Dose rationale for gabapentin and tramadol in pediatric patients with chronic pain

Abstract

Despite off-label use, the efficacy and safety of gabapentin and tramadol in pediatric patients (3 months to <18 years old) diagnosed with chronic pain has not been characterized. However, generating evidence based on randomized clinical trials in this population has been extremely challenging. The current investigation illustrates the use of clinical trial simulations (CTSs) as a tool for optimizing doses and protocol design for a prospective investigation in pediatric patients with chronic pain. Pharmacokinetic (PK) modeling and CTSs were used to describe the PKs of gabapentin and tramadol in the target population. In the absence of biomarkers of analgesia, systemic exposure (AUC, Css) was used to guide dose selection under the assumption of a comparable exposure-response (PKPD) relationship for either compound between adults and children. Two weight bands were identified for gabapentin, with doses titrated from 5 to 63 mg/kg. This yields gabapentin exposures (AUC_0-8 ) of approximately 35 mg/L*h (1200 mg/day adult dose equivalent). For tramadol, median steady state concentrations between 200 and 300 ng/mL were achieved after doses of 2-5 mg/kg, but concentrations showed high interindividual variability. Simulation scenarios showed that titration steps are required to explore therapeutically relevant dose ranges taking into account the safety profile of both drugs.
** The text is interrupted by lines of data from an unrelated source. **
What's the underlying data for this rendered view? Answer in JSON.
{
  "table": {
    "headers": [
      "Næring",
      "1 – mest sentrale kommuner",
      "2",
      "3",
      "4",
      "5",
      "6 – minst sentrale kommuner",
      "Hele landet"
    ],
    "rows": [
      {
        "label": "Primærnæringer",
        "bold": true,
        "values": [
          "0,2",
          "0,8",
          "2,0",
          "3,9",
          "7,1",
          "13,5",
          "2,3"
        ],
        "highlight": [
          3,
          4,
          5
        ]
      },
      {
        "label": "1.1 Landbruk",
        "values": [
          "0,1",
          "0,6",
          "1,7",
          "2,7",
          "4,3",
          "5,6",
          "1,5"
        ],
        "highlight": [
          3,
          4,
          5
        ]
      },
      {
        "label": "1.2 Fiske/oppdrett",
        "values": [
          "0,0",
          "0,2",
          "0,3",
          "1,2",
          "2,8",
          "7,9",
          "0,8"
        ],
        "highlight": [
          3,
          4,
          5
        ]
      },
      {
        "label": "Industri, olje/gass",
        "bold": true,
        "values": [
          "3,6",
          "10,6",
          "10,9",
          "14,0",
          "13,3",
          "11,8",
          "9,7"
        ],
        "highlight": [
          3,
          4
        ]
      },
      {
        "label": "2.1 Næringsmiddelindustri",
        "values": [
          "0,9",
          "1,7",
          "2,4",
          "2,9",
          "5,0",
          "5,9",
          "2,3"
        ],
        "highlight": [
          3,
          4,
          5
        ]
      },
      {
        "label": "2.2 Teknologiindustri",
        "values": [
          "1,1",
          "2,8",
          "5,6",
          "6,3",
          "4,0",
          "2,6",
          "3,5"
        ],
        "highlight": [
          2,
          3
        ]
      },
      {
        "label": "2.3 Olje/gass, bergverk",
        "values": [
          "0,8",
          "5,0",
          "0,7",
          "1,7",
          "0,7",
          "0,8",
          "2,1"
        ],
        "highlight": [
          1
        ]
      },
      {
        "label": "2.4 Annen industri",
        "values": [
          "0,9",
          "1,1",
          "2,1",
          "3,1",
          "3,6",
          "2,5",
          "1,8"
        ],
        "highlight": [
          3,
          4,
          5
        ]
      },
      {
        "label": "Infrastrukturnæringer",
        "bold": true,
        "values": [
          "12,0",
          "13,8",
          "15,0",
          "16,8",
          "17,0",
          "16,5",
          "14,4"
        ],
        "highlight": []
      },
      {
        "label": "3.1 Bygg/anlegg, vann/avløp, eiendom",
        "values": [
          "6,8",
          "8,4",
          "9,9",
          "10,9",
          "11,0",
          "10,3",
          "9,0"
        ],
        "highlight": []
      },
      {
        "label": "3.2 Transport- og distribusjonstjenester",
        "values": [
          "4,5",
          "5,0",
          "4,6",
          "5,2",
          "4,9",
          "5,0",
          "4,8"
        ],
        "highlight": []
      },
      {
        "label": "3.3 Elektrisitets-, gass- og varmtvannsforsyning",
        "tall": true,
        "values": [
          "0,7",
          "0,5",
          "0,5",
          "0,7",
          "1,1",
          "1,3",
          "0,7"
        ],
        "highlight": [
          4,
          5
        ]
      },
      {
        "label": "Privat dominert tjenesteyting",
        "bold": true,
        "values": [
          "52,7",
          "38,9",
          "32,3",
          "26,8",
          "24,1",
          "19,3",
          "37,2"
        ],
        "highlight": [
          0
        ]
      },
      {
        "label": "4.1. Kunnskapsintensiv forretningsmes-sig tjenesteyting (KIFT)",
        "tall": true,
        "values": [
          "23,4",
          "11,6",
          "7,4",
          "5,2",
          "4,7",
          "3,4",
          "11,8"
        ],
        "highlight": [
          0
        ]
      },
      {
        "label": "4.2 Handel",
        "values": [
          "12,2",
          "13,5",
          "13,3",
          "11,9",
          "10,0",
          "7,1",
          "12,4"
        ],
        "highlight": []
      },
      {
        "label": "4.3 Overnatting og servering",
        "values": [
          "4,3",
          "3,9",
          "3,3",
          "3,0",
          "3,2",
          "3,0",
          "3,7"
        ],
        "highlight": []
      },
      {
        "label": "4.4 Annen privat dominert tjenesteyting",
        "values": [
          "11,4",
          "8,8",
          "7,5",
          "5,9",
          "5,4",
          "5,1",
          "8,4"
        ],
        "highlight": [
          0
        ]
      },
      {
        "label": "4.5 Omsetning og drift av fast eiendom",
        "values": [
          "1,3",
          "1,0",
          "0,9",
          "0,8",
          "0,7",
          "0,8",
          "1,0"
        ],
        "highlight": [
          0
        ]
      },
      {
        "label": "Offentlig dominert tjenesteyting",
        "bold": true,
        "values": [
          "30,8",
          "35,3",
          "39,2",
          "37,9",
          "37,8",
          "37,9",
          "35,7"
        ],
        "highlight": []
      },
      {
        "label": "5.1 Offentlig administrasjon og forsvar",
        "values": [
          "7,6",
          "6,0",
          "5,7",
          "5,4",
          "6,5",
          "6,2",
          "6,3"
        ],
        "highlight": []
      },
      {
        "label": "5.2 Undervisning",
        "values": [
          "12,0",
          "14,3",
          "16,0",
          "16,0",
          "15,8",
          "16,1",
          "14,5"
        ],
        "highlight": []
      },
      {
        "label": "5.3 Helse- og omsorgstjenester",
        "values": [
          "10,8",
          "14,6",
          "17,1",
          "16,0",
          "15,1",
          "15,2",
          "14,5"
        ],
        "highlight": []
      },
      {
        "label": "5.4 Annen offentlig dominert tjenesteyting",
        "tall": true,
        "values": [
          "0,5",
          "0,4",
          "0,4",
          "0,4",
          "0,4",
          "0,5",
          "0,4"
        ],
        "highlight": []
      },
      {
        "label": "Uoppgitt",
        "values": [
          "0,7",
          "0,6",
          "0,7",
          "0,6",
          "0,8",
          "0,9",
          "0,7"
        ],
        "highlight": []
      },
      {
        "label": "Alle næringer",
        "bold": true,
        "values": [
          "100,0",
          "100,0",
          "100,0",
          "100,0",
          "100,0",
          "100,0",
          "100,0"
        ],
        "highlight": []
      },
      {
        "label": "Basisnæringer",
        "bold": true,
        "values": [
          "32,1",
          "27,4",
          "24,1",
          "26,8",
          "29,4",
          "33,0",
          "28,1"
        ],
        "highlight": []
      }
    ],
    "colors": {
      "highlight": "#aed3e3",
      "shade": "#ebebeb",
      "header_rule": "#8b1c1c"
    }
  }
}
Gabapentin can be used t.i.d. at doses between 7-63 and 5-45 mg/kg for patients receiving gabapentin weighing <15 and ≥15 kg, respectively, whereas a t.i.d. regimen with doses between 1 and 5 mg/kg can be used for tramadol in patients who are not fast metabolisers.

Keywords: dose rationale; extrapolation; gabapentin; pediatric chronic pain; pharmacokinetics; tramadol.

FIGURE 1

Upper panels: Simulated concentration versus time profiles of gabapentin (A) and tramadol (B) on the last day of each titration step. Data are shown stratified by weight band for gabapentin. Solid line shows the median, shaded area indicates the 95% confidence interval. Lower panels: Whisker‐box plots showing the predicted AUC for gabapentin (C) and predicted AUC for tramadol (D) for each titration step, based on a t.i.d. regimen. Gabapentin results are compared to the observed AUC values after doses of 1.2–3.6 g to adult subjects. Dotted red line shows the putative target exposure range for gabapentin (32.8–75.1 mg/L*h) and tramadol (1600–2400 ng/mL*h). Lower and upper hinges of the box‐plots correspond to the first and third quartiles. The upper whisker extends from the hinge to the highest value that is within 1.5*IQR of the hinge, where IQR is the inter‐quartile range, or distance between the first and third quartiles. The lower whisker extends from the hinge to the lowest value within 1.5*IQR of the hinge. Data beyond the end of the whiskers are outliers and plotted as points. IQR, interquartile range.